Polacy, którzy wraz z 3700 innych osób utknęli na pokładzie wycieczkowca Diamond Princess u wybrzeży Japonii, nie są zakażeni koronawirusem - podało RMF FM. Informację tę potwierdziło Ministerstwo Spraw Zagranicznych w komunikacie przekazanym Polskiej Agencji Prasowej. Jak poinformował resort, chodzi o jedną osobę z obsługi statku i dwóch turystów. "Planowane jest powtórne wykonanie badań diagnostycznych u wszystkich pasażerów i członków załogi statku. Wszyscy pasażerowie są cały czas pod specjalistyczną opieką służb japońskich” - dodało biuro prasowe MSZ.
Wybuch zakażeń koronawirusem na japońskim wycieczkowcu został określony agencje Bloomberg jako "największe ognisko koronawirusa poza Chinami". Kontrola zdrowia pasażerów wycieczkowca Diamond Princess rozpoczęła się w poniedziałek 3 lutego po tym, jak u 80-letniego mężczyzny, który płynął tą jednostką w ubiegłym miesiącu, stwierdzono zakażenie koronawirusem. Mieszkaniec Wuhan 20 stycznia wszedł na pokład Diamond Princess w Jokohamie, a następnie zszedł ze statku pięć dni później w Hongkongu.

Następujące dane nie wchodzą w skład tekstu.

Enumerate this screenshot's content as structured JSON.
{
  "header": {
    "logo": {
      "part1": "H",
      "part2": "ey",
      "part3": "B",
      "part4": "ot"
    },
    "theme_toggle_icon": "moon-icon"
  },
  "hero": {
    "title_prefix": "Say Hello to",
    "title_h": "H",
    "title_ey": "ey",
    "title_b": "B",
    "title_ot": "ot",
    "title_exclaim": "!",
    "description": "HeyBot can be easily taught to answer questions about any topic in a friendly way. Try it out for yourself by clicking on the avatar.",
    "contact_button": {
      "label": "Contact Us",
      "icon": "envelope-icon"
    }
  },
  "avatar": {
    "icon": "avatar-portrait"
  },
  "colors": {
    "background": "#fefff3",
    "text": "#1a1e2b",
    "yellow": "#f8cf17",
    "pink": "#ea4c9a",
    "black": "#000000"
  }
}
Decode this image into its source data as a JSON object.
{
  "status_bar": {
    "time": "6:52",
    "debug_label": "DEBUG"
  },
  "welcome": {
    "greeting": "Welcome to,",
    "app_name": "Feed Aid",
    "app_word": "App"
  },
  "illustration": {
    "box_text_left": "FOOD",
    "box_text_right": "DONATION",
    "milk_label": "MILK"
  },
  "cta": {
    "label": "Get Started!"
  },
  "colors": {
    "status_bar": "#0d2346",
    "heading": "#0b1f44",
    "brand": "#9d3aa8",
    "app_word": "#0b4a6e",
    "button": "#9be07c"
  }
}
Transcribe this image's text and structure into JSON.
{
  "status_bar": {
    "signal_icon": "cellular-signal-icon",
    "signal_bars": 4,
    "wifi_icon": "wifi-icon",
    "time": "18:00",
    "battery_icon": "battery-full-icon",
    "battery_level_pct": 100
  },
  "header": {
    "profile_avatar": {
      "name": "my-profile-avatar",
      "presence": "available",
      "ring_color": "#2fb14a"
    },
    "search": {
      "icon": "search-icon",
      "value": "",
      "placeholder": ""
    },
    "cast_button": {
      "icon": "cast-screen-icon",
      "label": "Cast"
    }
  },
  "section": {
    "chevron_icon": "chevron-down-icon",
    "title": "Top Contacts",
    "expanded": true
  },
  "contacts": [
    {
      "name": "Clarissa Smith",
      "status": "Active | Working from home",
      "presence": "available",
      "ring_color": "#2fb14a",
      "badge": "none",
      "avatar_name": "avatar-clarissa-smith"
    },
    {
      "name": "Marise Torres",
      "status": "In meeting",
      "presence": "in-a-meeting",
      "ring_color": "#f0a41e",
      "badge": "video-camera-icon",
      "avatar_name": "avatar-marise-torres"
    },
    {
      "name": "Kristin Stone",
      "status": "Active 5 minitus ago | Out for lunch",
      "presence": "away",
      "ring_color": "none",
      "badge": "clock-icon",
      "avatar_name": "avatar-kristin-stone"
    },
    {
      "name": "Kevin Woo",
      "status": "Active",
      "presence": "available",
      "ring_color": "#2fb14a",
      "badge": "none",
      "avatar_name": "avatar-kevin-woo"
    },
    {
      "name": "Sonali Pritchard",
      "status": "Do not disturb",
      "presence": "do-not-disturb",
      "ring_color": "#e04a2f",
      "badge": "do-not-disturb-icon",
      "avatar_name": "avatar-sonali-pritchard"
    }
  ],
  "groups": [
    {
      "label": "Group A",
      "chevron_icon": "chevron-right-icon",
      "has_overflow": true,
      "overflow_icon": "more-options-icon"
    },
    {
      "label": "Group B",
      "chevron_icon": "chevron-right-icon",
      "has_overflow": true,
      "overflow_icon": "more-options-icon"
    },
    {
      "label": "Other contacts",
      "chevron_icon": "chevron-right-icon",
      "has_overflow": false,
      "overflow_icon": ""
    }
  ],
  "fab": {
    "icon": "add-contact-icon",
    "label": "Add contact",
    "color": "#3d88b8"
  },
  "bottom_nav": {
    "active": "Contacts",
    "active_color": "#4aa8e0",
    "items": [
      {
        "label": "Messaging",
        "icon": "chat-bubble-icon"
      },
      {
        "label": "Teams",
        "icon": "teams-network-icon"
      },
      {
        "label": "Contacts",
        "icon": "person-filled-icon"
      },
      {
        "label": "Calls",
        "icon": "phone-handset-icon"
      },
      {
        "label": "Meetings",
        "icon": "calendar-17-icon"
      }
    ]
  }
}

Obecnie wycieczkowiec jest zacumowany w Jokohamie, drugim co do wielkości mieście w Japonii. Jeszcze w czwartek informowano o 20 osobach zakażonych koronawirusem z Wuhan. W piątek nad ranem przekazano, że liczba osób zainfekowanych zwiększyła się o 41. Na ten moment odnotowano więc 61 zakażeń koronawirusem. Trafią do szpitali w Tokio i innych miastach.
Armator wycieczkowca, czyli Princess Cruises, opisał, że wśród 41 nowych zakażonych są obywatele: Argentyny (1), Kanady (5), Japonii (21), Wielkiej Brytanii (1) oraz USA (8).
Pasażerowie statku - w sumie około 3700 osób - przechodzą dwutygodniową kwarantannę, a Diamond Princess nie rusza się z portu. Wstępny koniec kwarantanny zaplanowano - we współpracy z japońskim ministerstwem zdrowia - na 19 lutego.
Kwarantanna jest rygorystyczna: pasażerowie nie mogą opuszczać kajut, komunikują się ze sobą wyłącznie w sieci lub telefonicznie. W rozmowie z serwisem NaTemat jedna z pasażerek, Alana Donaldson, tak opisywała sytuację: "Ostatni raz byłam na zewnątrz przedwczoraj. Nie mamy okna. Jedyny sposób, by sprawdzić, czy jest dzień, czy noc, to włączyć telewizor i zobaczyć, co pokazuje kamera na zewnątrz". Donaldson przekazała również, że prawdopodobnie pasażerowie będą mogli niedługo wyjść na pokład, by zaczerpnąć świeżego powietrza.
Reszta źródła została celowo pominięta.